Se dieron la mano a la puerta de The Rat y acordaron mantenerse en contacto. La noche era cálida y la avenida Commonwealth estaba abarrotada de peatones. Delante de la fachada de ladrillo, de la que colgaba un letrero escrito en letras germánicas, «Rathskeller», todavía podían oír el insistente aporrear de la música que sonaba en su interior. Arthur Rolbein le dijo que probablemente haría caminando parte del trayecto hasta su casa, pues tenía intención de ir a visitar a un amigo que vivía en la calle Boylston. Luego Michael detuvo un taxi.
– ¿Adonde quiere ir? -le preguntó el taxista.
– A la Cantina Napoletana, en la calle Hanover.

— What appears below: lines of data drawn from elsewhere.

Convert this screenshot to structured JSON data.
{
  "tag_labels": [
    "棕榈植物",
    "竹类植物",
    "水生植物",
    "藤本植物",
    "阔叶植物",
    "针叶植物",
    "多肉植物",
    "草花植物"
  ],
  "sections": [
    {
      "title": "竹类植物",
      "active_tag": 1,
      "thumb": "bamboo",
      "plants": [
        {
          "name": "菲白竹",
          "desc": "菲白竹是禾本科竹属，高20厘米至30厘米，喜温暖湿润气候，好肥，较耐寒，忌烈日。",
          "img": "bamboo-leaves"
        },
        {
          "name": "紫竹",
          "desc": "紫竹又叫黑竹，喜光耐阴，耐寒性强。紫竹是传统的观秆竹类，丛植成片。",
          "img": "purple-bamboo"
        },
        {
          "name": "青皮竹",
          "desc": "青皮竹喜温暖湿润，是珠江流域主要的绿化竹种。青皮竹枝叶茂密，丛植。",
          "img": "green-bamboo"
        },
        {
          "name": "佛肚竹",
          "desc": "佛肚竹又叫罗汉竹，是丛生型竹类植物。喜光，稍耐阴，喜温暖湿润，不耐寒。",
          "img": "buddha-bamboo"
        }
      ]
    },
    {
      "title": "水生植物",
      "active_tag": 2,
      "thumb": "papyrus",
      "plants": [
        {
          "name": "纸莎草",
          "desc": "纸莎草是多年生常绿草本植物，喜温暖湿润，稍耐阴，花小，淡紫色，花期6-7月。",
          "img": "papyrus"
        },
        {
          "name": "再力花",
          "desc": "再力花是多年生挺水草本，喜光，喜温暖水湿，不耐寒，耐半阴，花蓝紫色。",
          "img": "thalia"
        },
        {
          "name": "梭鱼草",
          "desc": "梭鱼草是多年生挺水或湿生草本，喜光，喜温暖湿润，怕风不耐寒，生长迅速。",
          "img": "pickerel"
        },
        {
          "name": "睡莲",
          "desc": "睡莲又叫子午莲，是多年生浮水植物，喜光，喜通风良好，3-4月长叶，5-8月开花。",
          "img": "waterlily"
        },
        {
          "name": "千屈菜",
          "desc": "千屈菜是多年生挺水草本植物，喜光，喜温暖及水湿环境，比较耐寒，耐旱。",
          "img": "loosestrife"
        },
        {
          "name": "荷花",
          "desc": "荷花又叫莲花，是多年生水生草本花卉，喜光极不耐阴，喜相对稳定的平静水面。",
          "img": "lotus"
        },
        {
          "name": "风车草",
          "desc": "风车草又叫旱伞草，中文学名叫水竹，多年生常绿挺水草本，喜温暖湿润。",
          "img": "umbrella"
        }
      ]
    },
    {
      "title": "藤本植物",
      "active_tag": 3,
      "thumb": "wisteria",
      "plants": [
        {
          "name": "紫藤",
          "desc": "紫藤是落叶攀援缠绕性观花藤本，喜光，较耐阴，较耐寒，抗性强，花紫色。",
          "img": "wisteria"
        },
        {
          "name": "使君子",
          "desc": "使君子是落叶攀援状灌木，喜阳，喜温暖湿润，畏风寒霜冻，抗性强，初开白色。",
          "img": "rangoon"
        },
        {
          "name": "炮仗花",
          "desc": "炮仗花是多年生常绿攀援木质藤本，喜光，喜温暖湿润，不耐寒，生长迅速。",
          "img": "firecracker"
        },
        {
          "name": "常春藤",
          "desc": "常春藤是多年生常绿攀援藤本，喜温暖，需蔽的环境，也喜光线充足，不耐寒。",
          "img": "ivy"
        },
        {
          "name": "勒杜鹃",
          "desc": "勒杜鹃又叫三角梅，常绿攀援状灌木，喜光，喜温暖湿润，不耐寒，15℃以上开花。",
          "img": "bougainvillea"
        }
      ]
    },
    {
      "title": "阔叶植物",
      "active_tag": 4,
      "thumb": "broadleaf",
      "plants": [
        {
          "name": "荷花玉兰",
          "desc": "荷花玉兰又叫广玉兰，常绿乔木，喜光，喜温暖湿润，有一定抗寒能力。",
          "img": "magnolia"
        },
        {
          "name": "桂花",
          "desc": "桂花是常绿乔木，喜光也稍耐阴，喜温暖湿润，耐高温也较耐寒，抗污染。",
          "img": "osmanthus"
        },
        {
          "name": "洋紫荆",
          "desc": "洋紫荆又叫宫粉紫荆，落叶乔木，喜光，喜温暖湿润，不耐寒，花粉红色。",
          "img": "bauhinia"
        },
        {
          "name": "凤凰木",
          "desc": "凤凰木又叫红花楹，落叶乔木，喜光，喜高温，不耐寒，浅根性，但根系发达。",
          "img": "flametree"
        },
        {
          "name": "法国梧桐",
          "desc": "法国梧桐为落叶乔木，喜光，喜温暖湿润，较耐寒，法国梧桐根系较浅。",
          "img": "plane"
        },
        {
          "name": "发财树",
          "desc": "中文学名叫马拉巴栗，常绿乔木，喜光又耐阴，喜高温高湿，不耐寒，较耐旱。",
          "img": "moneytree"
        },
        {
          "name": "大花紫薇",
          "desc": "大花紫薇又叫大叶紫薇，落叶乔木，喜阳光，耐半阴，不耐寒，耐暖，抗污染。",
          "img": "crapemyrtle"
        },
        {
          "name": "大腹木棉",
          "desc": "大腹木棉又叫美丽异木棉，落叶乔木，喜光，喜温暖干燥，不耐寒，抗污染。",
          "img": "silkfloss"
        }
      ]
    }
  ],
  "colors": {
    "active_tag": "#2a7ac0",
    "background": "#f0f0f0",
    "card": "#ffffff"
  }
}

Se metieron entre el denso tráfico de última hora de la tarde. Ya era casi de noche, y todas las calles eran un bullicio de automóviles y bocinas. Las luces parpadeaban en lo alto del Prudential Center y en la calle Sixty State. Se oían dos helicópteros de la Guardia Nacional que volaban en lo alto. El taxista echó una mirada por el espejo retrovisor y Michael observó que el hombre tenía uno de los ojos inyectado en sangre oscura.
– Parece ser que estamos en guerra -comentó el taxista.
– No he oído las últimas noticias -le dijo Michael-. ¿Aún continúan los disturbios?
– La policía sigue disparando contra inocentes viandantes, si es a eso a lo que se refiere.
– Eh -le dijo Michael-, no quiero hablar de política.
– ¿Y quién está hablando de política? -repuso el conductor-. Éste es el día de la expiación, ¿no es así? Esto no es político, es bíblico.
– Sea lo que sea, es una vergüenza para echarse a llorar-dijo Michael.